Paper for Class:
Reflection #1: Reflections on Africa
I feel at home in Africa and maybe a little too comfortable with the African way of life. Although I notice the cultural differences, I am used to these things. Differences that are shocking to other foreigners don’t surprise me anymore.
Working at orphanages and living in villages in both Ghana and Kenya has made me realize just how happy the people in Africa are. We look at the African life style from a Westerner’s mindset. How could these people who have very few material possessions and live in what we call ‘poverty’ be so happy and content with their live styles? In terms of our American standards, they have very little yet they are always smiling and are so happy with what little they do have. These people who outsiders, especially Westerners often view as ‘indigenous people,’ have a lot to teach us. They have discovered the happiness which comes from people. Us Westerners on the other hand look to material things to find happiness. It’s no wonder Africans are so much happier than Americans.
I am intrigued by the simplicity of the African life style. Although countries such as Kenya are in the process of urbanizing, they still hold on to many of their traditional practices. This life style is centered around the family; this is not just limited to the nuclear family but also encompasses the extended family. This is something I admire very much. Being in Africa and seeing the closeness of the families here makes me long for a more closely knit family back home. Due to our fast paced and complicated life style in America, family is not something that is treasured and appreciated as it is in Africa.
In a village like Riruta Satellite, families are not the only people who cherish one another. The community is very welcoming and is very closely knit. The strong community in Riruta Satellite means that people know each other. My host family was shocked to hear that I do not know my neighbors at home. This is a sad but true fact and adequately summarizes the lack of community that exists in my neighborhood. Walking around Riauta Satellite with my host sisters helps me realize just how strong the community is. Mothers, fathers, boys, and girls know my sisters names and call out to them as they pass by. The Riruta Satellite community has welcomed my classmates and I into their community by hosting us and greeting us, offering us handshakes and hugs as we pass by.
This idea of a strong community in Africa, particularly in East Africa is something that Aylward Shorter discusses in his book, East African Societies. He explains that “people look for job opportunities for their relatives and fellow tribesmen. They lodge them and feed them and help them in moments of crisis, when they are sick and in trouble. A great deal of their earnings is paid out in the form of school fees for their young brothers and sisters and even more distant relatives” (Shorter 1974:54).
The African life style revolves are the idea that children are worth something. Their hands are important assets on the farm and in the home. African children are given much more responsibility than most American parents would even imagine giving their children. While taking care of one’s siblings is often a chore in America, it is something that children in Africa do without complaint and with an open heart. Young children in America are very restricted, unlike children in Africa who are commonly allowed to wander around and play outside without parental supervision. I have witnessed many older siblings watching out for their younger siblings and carrying their younger siblings on their backs. I have also seen many older children carrying around and caring for other children who live in the community. These children are not required to do this but do it out of the love in their hearts and because this is the way a closely knit African community operates. It is incredible to see the way that these children embrace everyone and care for others as their own siblings.

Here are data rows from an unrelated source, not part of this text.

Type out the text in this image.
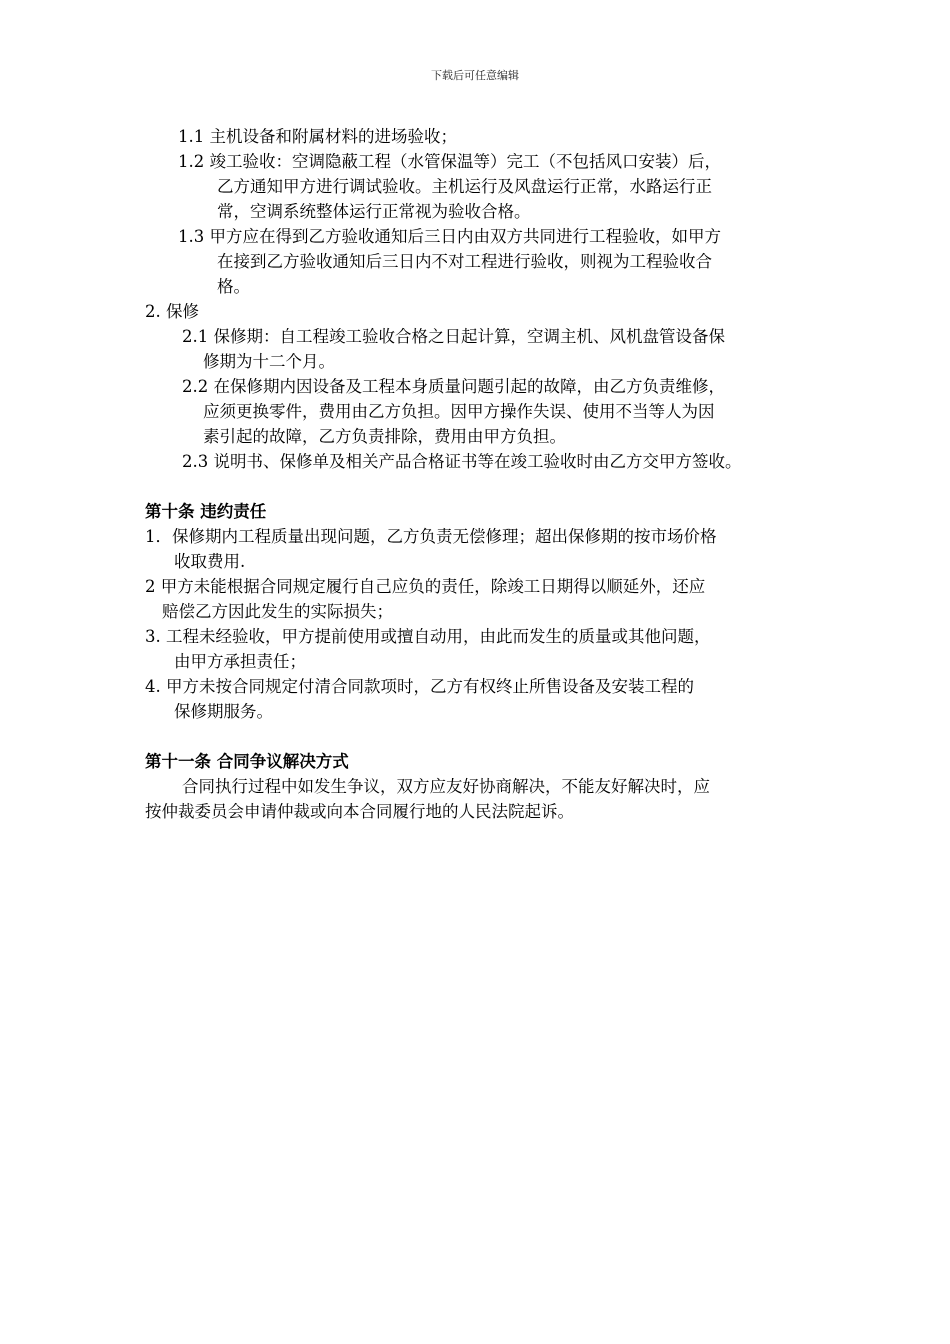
下载后可任意编辑
1.1 主机设备和附属材料的进场验收；
1.2 竣工验收：空调隐蔽工程（水管保温等）完工（不包括风口安装）后，
乙方通知甲方进行调试验收。主机运行及风盘运行正常，水路运行正
常，空调系统整体运行正常视为验收合格。
1.3 甲方应在得到乙方验收通知后三日内由双方共同进行工程验收，如甲方
在接到乙方验收通知后三日内不对工程进行验收，则视为工程验收合
格。
2. 保修
2.1 保修期：自工程竣工验收合格之日起计算，空调主机、风机盘管设备保
修期为十二个月。
2.2 在保修期内因设备及工程本身质量问题引起的故障，由乙方负责维修，
应须更换零件，费用由乙方负担。因甲方操作失误、使用不当等人为因
素引起的故障，乙方负责排除，费用由甲方负担。
2.3 说明书、保修单及相关产品合格证书等在竣工验收时由乙方交甲方签收。
第十条 违约责任
1．保修期内工程质量出现问题，乙方负责无偿修理；超出保修期的按市场价格
收取费用.
2 甲方未能根据合同规定履行自己应负的责任，除竣工日期得以顺延外，还应
赔偿乙方因此发生的实际损失；
3. 工程未经验收，甲方提前使用或擅自动用，由此而发生的质量或其他问题，
由甲方承担责任；
4. 甲方未按合同规定付清合同款项时，乙方有权终止所售设备及安装工程的
保修期服务。
第十一条 合同争议解决方式
合同执行过程中如发生争议，双方应友好协商解决，不能友好解决时，应
按仲裁委员会申请仲裁或向本合同履行地的人民法院起诉。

Being an American in Africa helps me realize how much I take for granted in my daily life. In America, no matter where I go, I know that I can turn on the faucet and water will flow. In addition, I know that if I flip the light switch, there will be light. It is when I am in Africa that I realize that electricity and water are things that we are privileged with in America. In addition, being in Africa and listening to the news and to the locals, I have realized how lucky we are in America to have a well functioning and non corrupt government and police force.
Being in Africa makes me question many of the practices we have in America. At the same time, I realize that America has many adequate and well functioning practices and institutions. While America has a lot to learn from Africa, Africa too has a lot to learn from America.